What Has Having Children Done to My Teaching?

Earlier in my career, as Vice Principal of a Junior High Catholic School, I remember having a meet and greet with several parents during Curriculum Night.  One bold parent approached me and proclaimed, "Mr. Frehlich, you have been an educator at this school for several years, and my wife and I think you are a really good teacher.  But, once you have children of your own, you will be an outstanding educator."  

Needless to say, I was offended by this statement at the time.  Although I did not overtly argue with the man,  my stoic express did not portray how I felt inside at that moment.  I couldn't understand what he meant by this bold opinion.

Fast forward many years, and now I am more grown up (so to speak), married and I have two children making their way through school.  As I reflect on this incident, I truly understand the wisdom this man was trying to convey.

What Has Having School Age Children Done to My Teaching? 

Let me start this section by sharing a video clip that was shared with me on twitter by @amichetti (Thanks for this)

As evidenced in this video, loving Parents are filled with struggles.  How do you balance boundaries with freedom, self doubt with trust and compassion with control.  Personally, now that I have children I am more compassionate, patient, trusting and more apt to give students the "benefit of the doubt".  When dealing with difficult situations I usually take time to reflect, "What if this was my child?"
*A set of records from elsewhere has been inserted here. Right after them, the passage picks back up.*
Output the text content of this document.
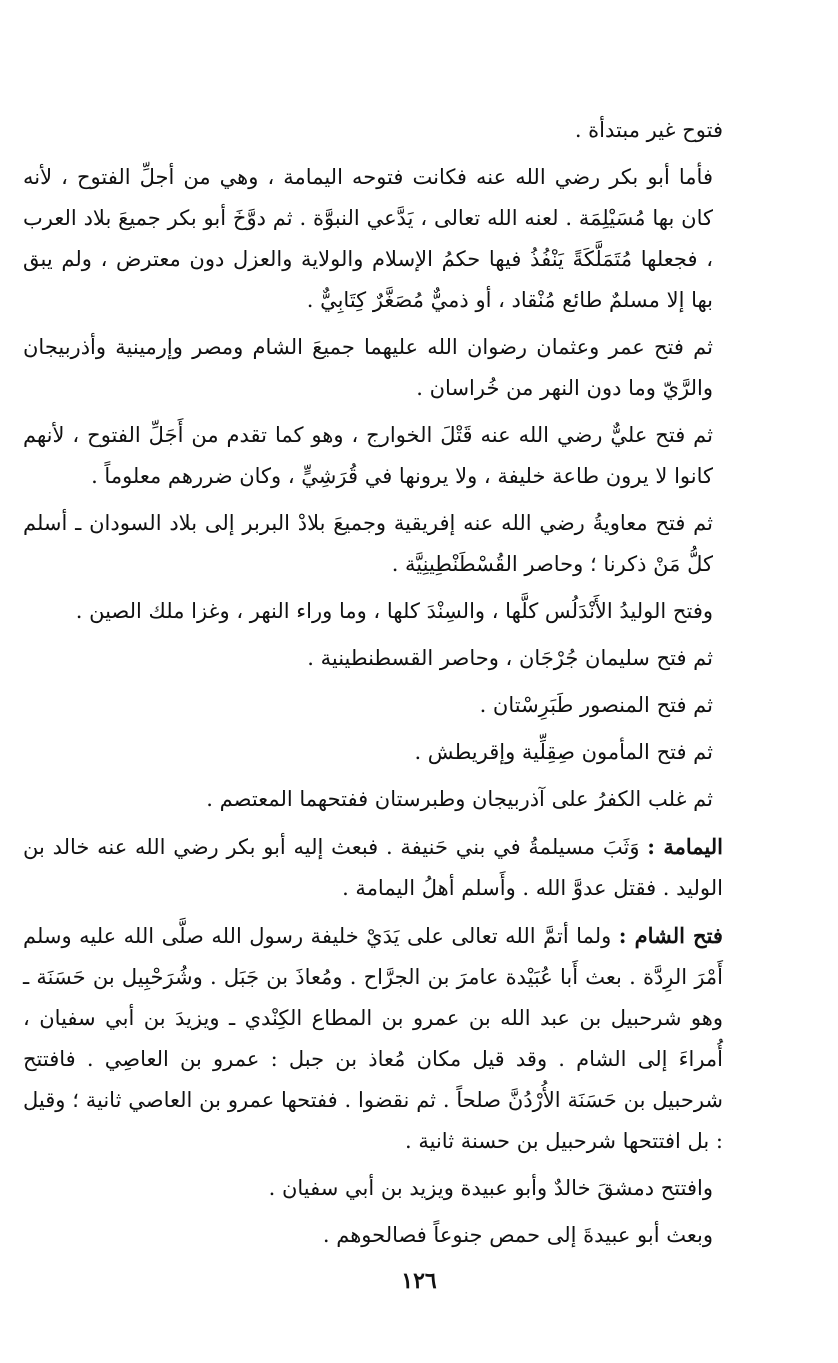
فتوح غير مبتدأة .

فأما أبو بكر رضي الله عنه فكانت فتوحه اليمامة ، وهي من أجلِّ الفتوح ، لأنه كان بها مُسَيْلِمَة . لعنه الله تعالى ، يَدَّعي النبوَّة . ثم دوَّخَ أبو بكر جميعَ بلاد العرب ، فجعلها مُتَمَلَّكَةً يَنْفُذُ فيها حكمُ الإسلام والولاية والعزل دون معترض ، ولم يبق بها إلا مسلمٌ طائع مُنْقاد ، أو ذميٌّ مُصَغَّرٌ كِتَابِيٌّ .

ثم فتح عمر وعثمان رضوان الله عليهما جميعَ الشام ومصر وإرمينية وأذربيجان والرَّيّ وما دون النهر من خُراسان .

ثم فتح عليٌّ رضي الله عنه قَتْلَ الخوارج ، وهو كما تقدم من أَجَلِّ الفتوح ، لأنهم كانوا لا يرون طاعة خليفة ، ولا يرونها في قُرَشِيٍّ ، وكان ضررهم معلوماً .

ثم فتح معاويةُ رضي الله عنه إفريقية وجميعَ بلادْ البربر إلى بلاد السودان ـ أسلم كلُّ مَنْ ذكرنا ؛ وحاصر القُسْطَنْطِينِيَّة .

وفتح الوليدُ الأَنْدَلُس كلَّها ، والسِنْدَ كلها ، وما وراء النهر ، وغزا ملك الصين .

ثم فتح سليمان جُرْجَان ، وحاصر القسطنطينية .

ثم فتح المنصور طَبَرِسْتان .

ثم فتح المأمون صِقِلِّية وإقريطش .

ثم غلب الكفرُ على آذربيجان وطبرستان ففتحهما المعتصم .

اليمامة : وَثَبَ مسيلمةُ في بني حَنيفة . فبعث إليه أبو بكر رضي الله عنه خالد بن الوليد . فقتل عدوَّ الله . وأَسلم أهلُ اليمامة .

فتح الشام : ولما أتمَّ الله تعالى على يَدَيْ خليفة رسول الله صلَّى الله عليه وسلم أَمْرَ الرِدَّة . بعث أَبا عُبَيْدة عامرَ بن الجرَّاح . ومُعاذَ بن جَبَل . وشُرَحْبِيل بن حَسَنَة ـ وهو شرحبيل بن عبد الله بن عمرو بن المطاع الكِنْدي ـ ويزيدَ بن أبي سفيان ، أُمراءَ إلى الشام . وقد قيل مكان مُعاذ بن جبل : عمرو بن العاصِي . فافتتح شرحبيل بن حَسَنَة الأُرْدُنَّ صلحاً . ثم نقضوا . ففتحها عمرو بن العاصي ثانية ؛ وقيل : بل افتتحها شرحبيل بن حسنة ثانية .

وافتتح دمشقَ خالدٌ وأبو عبيدة ويزيد بن أبي سفيان .

وبعث أبو عبيدةَ إلى حمص جنوعاً فصالحوهم .

١٢٦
My teaching/assessment practices have evolved over the years, because of my own children.  Here are some pedagogical  practices I can thank my children for:

1.  I refuse to give a student a "0" for an assignment, I will keep them in at lunch until they finish.
2.  I allow students to eat snacks in my class, to ensure they are not hungry.
3.  I make a habit of standing at the door to my room to greet students with a smile and a welcome to begin each class.
4.  I allow students to re-attempt many of their assessments.
5.  I communicate with parents more often on the good things I see in my classes.
6.  I am quick to praise and slow to judge.
7.  I give less homework, and more advanced notice for summative quizzes and chapter tests.
8.  I try and work one-on-one during class with students while others are working on online labs and assignments like
9.  I facilitate more and broadcast less.
10.  My powers of perception and instinct seem more heighten.